In particular, Mr. Kenney has said those groups have engaged in “disinformation and defamation” while criticizing the oil industry. The original terms of reference described the target of the inquiry as any “Canadian organization that has disseminated misleading or false information about the Alberta oil and gas industry.” Those terms have since been amended to say that Mr. Allan “may” examine such alleged falsehoods.

Mr. Allan now says he won’t be looking into whether any particular statement or environmental campaign was misleading.

“Such a focus is unlikely to be feasible within the resources or time available to the commission,” Mr. Allan writes in a procedural notice released this week.

“A finding that a particular person has disseminated ‘misleading or false’ information for the purpose of opposing oil and gas development in Alberta could carry significant reputational consequences, and is not a finding I would be prepared to make lightly and without undertaking extensive measures to explore, test and determine the underlying facts.”

Mr.
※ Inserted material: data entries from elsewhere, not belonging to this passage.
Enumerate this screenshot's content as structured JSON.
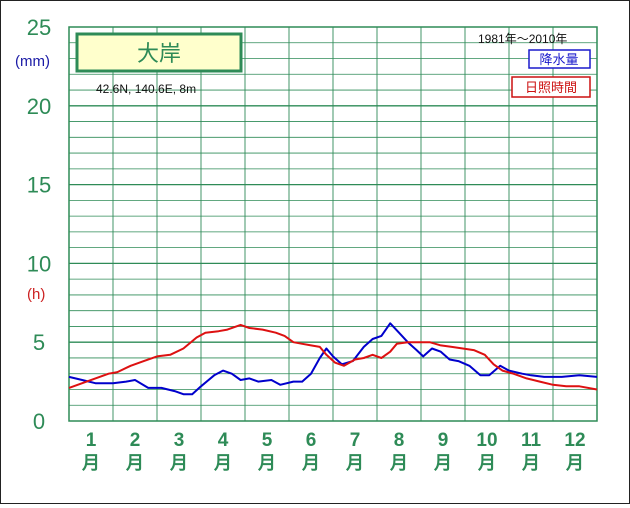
{
  "chart_data": {
    "type": "line",
    "title": "大岸",
    "location": "42.6N, 140.6E, 8m",
    "period": "1981年～2010年",
    "y_ticks": [
      "25",
      "20",
      "15",
      "10",
      "5",
      "0"
    ],
    "ylim": [
      0,
      25
    ],
    "unit_precip": "(mm)",
    "unit_sun": "(h)",
    "months": [
      "1",
      "2",
      "3",
      "4",
      "5",
      "6",
      "7",
      "8",
      "9",
      "10",
      "11",
      "12"
    ],
    "month_suffix": "月",
    "x_range": [
      1,
      13
    ],
    "grid": true,
    "legend_position": "top-right",
    "series": [
      {
        "name": "降水量",
        "color": "#0000cc",
        "points": [
          [
            1.0,
            2.8
          ],
          [
            1.3,
            2.6
          ],
          [
            1.6,
            2.4
          ],
          [
            2.0,
            2.4
          ],
          [
            2.3,
            2.5
          ],
          [
            2.5,
            2.6
          ],
          [
            2.8,
            2.1
          ],
          [
            3.1,
            2.1
          ],
          [
            3.4,
            1.9
          ],
          [
            3.6,
            1.7
          ],
          [
            3.8,
            1.7
          ],
          [
            4.0,
            2.2
          ],
          [
            4.3,
            2.9
          ],
          [
            4.5,
            3.2
          ],
          [
            4.7,
            3.0
          ],
          [
            4.9,
            2.6
          ],
          [
            5.1,
            2.7
          ],
          [
            5.3,
            2.5
          ],
          [
            5.6,
            2.6
          ],
          [
            5.8,
            2.3
          ],
          [
            6.1,
            2.5
          ],
          [
            6.3,
            2.5
          ],
          [
            6.5,
            3.0
          ],
          [
            6.7,
            4.0
          ],
          [
            6.85,
            4.6
          ],
          [
            7.0,
            4.1
          ],
          [
            7.2,
            3.6
          ],
          [
            7.45,
            3.8
          ],
          [
            7.7,
            4.7
          ],
          [
            7.9,
            5.2
          ],
          [
            8.1,
            5.4
          ],
          [
            8.3,
            6.2
          ],
          [
            8.5,
            5.6
          ],
          [
            8.7,
            5.0
          ],
          [
            8.9,
            4.5
          ],
          [
            9.05,
            4.1
          ],
          [
            9.25,
            4.6
          ],
          [
            9.45,
            4.4
          ],
          [
            9.65,
            3.9
          ],
          [
            9.85,
            3.8
          ],
          [
            10.1,
            3.5
          ],
          [
            10.35,
            2.9
          ],
          [
            10.55,
            2.9
          ],
          [
            10.8,
            3.5
          ],
          [
            11.0,
            3.2
          ],
          [
            11.3,
            3.0
          ],
          [
            11.5,
            2.9
          ],
          [
            11.8,
            2.8
          ],
          [
            12.2,
            2.8
          ],
          [
            12.6,
            2.9
          ],
          [
            13.0,
            2.8
          ]
        ]
      },
      {
        "name": "日照時間",
        "color": "#dd1111",
        "points": [
          [
            1.0,
            2.1
          ],
          [
            1.3,
            2.4
          ],
          [
            1.6,
            2.7
          ],
          [
            1.9,
            3.0
          ],
          [
            2.1,
            3.1
          ],
          [
            2.4,
            3.5
          ],
          [
            2.7,
            3.8
          ],
          [
            3.0,
            4.1
          ],
          [
            3.3,
            4.2
          ],
          [
            3.6,
            4.6
          ],
          [
            3.9,
            5.3
          ],
          [
            4.1,
            5.6
          ],
          [
            4.4,
            5.7
          ],
          [
            4.6,
            5.8
          ],
          [
            4.9,
            6.1
          ],
          [
            5.1,
            5.9
          ],
          [
            5.4,
            5.8
          ],
          [
            5.7,
            5.6
          ],
          [
            5.9,
            5.4
          ],
          [
            6.1,
            5.0
          ],
          [
            6.3,
            4.9
          ],
          [
            6.5,
            4.8
          ],
          [
            6.7,
            4.7
          ],
          [
            6.85,
            4.2
          ],
          [
            7.05,
            3.7
          ],
          [
            7.25,
            3.5
          ],
          [
            7.5,
            3.9
          ],
          [
            7.7,
            4.0
          ],
          [
            7.9,
            4.2
          ],
          [
            8.1,
            4.0
          ],
          [
            8.3,
            4.4
          ],
          [
            8.45,
            4.9
          ],
          [
            8.7,
            5.0
          ],
          [
            8.95,
            5.0
          ],
          [
            9.2,
            5.0
          ],
          [
            9.45,
            4.8
          ],
          [
            9.7,
            4.7
          ],
          [
            9.95,
            4.6
          ],
          [
            10.2,
            4.5
          ],
          [
            10.45,
            4.2
          ],
          [
            10.65,
            3.6
          ],
          [
            10.85,
            3.2
          ],
          [
            11.1,
            3.0
          ],
          [
            11.4,
            2.7
          ],
          [
            11.7,
            2.5
          ],
          [
            12.0,
            2.3
          ],
          [
            12.3,
            2.2
          ],
          [
            12.6,
            2.2
          ],
          [
            13.0,
            2.0
          ]
        ]
      }
    ]
  }
}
Allan also laid out a process to notify environmental groups if he intends to make findings critical of them and give them an opportunity to respond.

Mr. Kenney said on Tuesday that he had not read Mr. Allan’s notice. He said the process was independent and he had not spoken to Mr. Allan since his appointment.

Devon Page, the executive director of Ecojustice, which is asking a judge to shut the inquiry down, said the latest change to the inquiry’s focus is yet more proof that the process has gone off the rails.

“The commissioner’s interpretation that he doesn’t have the time or resources to determine what’s misleading and false, when that seemed to be at the core of the allegations, is just bizarre," he said in an interview. "And if he’s not making that inquiry, what are the millions in dollars in funding going towards? At this point we have a hard time seeing what the intended outcome of this is.”

Mr. Allan has the power to compel documents and other evidence, but only within Alberta. Mr. Page said his group, which is based in Vancouver, believes the inquiry is illegal and won’t be responding to any requests for information.

Irfan Sabir, the NDP’s energy critic, said the inquiry has been dragging on and has not done anything to help the province’s oil sector.

“Instead of focusing on the real issues, instead of focusing on programs that will help our energy sector and help create jobs, we are still playing with the mandate and the rules of this inquiry, which has not added any value to the issues facing our economy and this industry," he said.